Salam Sehat dan Harmonis

-----

ASUHAN KEPERAWATAN DENGAN “RETINOBLASTOMA”





ASUHAN KEPERAWATAN PADA GANGGUAN
SISTEM PENGLIHATAN “RETINOBLASTOMA”

RETINOBLASTOMA

I.      ANATOMI FISIOLOGI RETINA
Retina adalah suatu membran yang tipis dan bening, terdiri atas penyebaran
daripada serabut-serabut saraf optik. Letaknya antara badan kaca dan koroid. Bagian
anterior berakhir pada ora serata, di bagian retina yang letaknya sesuai dengan sumbu
penglihatan terdapat makula lutea (bintik kuning) kira-kira berdiameter 1 – 2 mm
yang berperan penting untuk tajam penglihatan. Di tengah makula lutea terdapat
bercak mengkilap yang merupakan reflek fovea. Kira-kira 3 mm ke arah nasal kutub
belakang bola mata terdapat daerah bulat putih kemerah-merahan, disebut papil saraf
optik, yang di tengahnya agak melekuk dinamakan eksvakasi foali. Arteri retina
sentral bersama venanya masuk ke dalam bola mata di tengah papil saraf optik.
Retina meluas ke depan hampir mencapai badan siliaris. Struktur ini tersusun
dalam 10 lapisan dan mengandung sel batang (rods) dan sel kerucut (cones), yang
merupakan reseptor penglihatan, ditambah 4 jenis neuron:
1.   Sel bipolar
2.   Sel ganglion
3.   Sel horizontal
4.   Sel amakrin
Karena lapisan saraf pada retina disatukan bersama-sama oleh sel-sel glia yang
disebut sel muller.
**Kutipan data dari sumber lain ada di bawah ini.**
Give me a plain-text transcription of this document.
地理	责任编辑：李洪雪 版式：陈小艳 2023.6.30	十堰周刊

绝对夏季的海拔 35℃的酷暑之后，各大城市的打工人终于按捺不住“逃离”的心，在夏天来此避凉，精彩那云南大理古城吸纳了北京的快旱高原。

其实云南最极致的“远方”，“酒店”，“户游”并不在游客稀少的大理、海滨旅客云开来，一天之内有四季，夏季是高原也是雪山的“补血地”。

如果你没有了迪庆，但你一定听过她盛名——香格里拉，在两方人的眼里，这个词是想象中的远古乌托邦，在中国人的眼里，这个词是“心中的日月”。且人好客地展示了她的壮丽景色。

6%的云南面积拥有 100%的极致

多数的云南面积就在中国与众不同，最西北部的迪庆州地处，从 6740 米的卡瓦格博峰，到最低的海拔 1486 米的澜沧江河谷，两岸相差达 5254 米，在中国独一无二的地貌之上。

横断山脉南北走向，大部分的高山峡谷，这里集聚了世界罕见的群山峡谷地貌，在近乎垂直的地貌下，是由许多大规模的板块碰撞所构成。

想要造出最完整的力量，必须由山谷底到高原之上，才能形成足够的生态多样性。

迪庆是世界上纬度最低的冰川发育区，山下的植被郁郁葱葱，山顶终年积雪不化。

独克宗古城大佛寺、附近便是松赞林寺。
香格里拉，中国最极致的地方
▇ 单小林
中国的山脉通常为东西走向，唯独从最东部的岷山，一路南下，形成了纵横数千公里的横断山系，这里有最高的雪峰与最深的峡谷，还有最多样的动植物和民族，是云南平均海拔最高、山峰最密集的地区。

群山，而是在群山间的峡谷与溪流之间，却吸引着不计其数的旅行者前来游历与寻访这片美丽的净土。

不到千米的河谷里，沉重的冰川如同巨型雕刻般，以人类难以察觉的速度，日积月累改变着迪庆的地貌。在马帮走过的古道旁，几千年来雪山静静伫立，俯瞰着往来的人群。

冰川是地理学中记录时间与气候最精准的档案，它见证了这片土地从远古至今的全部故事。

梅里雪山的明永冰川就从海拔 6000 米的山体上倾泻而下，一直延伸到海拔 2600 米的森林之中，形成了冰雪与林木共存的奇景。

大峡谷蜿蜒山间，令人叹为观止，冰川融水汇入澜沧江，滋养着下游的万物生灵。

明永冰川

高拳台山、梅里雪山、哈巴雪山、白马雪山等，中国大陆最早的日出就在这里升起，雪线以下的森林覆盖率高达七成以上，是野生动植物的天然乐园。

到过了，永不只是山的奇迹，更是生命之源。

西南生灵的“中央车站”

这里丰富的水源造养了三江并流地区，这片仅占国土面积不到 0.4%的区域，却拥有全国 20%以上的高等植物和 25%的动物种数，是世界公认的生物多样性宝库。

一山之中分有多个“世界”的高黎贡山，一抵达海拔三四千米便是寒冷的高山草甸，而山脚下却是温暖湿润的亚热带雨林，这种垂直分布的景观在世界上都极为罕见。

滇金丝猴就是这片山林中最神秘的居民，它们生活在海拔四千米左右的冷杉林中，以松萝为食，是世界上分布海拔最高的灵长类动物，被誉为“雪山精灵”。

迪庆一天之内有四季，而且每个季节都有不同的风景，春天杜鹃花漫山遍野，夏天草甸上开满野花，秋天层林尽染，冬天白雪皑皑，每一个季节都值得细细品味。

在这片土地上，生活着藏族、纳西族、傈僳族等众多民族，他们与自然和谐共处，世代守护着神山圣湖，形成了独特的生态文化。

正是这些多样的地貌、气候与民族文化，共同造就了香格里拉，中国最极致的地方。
Tonjolan-tonjolan dari sel-sel ini membentuk membran pembatas
dalam di permukaan dalam retina dan membran pembatas luar di lapisan reseptor.
Retina berbatas dengan koroid dengan sel pigmen epitel retina, dan terdiri atas
lapisan:
1.   Lapis fotoreseptor, merupakan lapis terluar retina terdiri atas sel batang yang
mempunyai bentuk ramping, dan sel kerucut.
2.   Membran limitan eksterna yang merupakan membran ilusi.
3.   Lapis nukleus, merupakan susunan lapis nukleus sel kerucut dan batang.
Ketiga lapis di atas avaskular dan mendapat metabolisme dari kapiler koroid.
4.   Lapis pleksiform luar, merupakan lapis aseluler dan merupakan tempat sinapsis
sel fotoreseptor dengan sel bipolar dan sel horizontal.
5.   Lapis nukleus dalam, merupakan tubuh sel bipolar, sel horizontal dan sel muller
lapis ini mendapat metabolisme dari arteri retina sentral.
6.   Lapis pleksiform dalam, merupakan lapis aseluler merupakan tempat sinaps sel
tripolar, sel amakrin dengan sel ganglion.
7.   Lapis sel ganglion yang merupakan lapis badan sel daripada neuron kedua.
8.   Lapis serabut saraf, merupakan lapis akson sel ganglion menuju ke arah saraf
optik.
Di dalam lapisan-lapisan ini terletak sebagian besar pembuluh darah retina.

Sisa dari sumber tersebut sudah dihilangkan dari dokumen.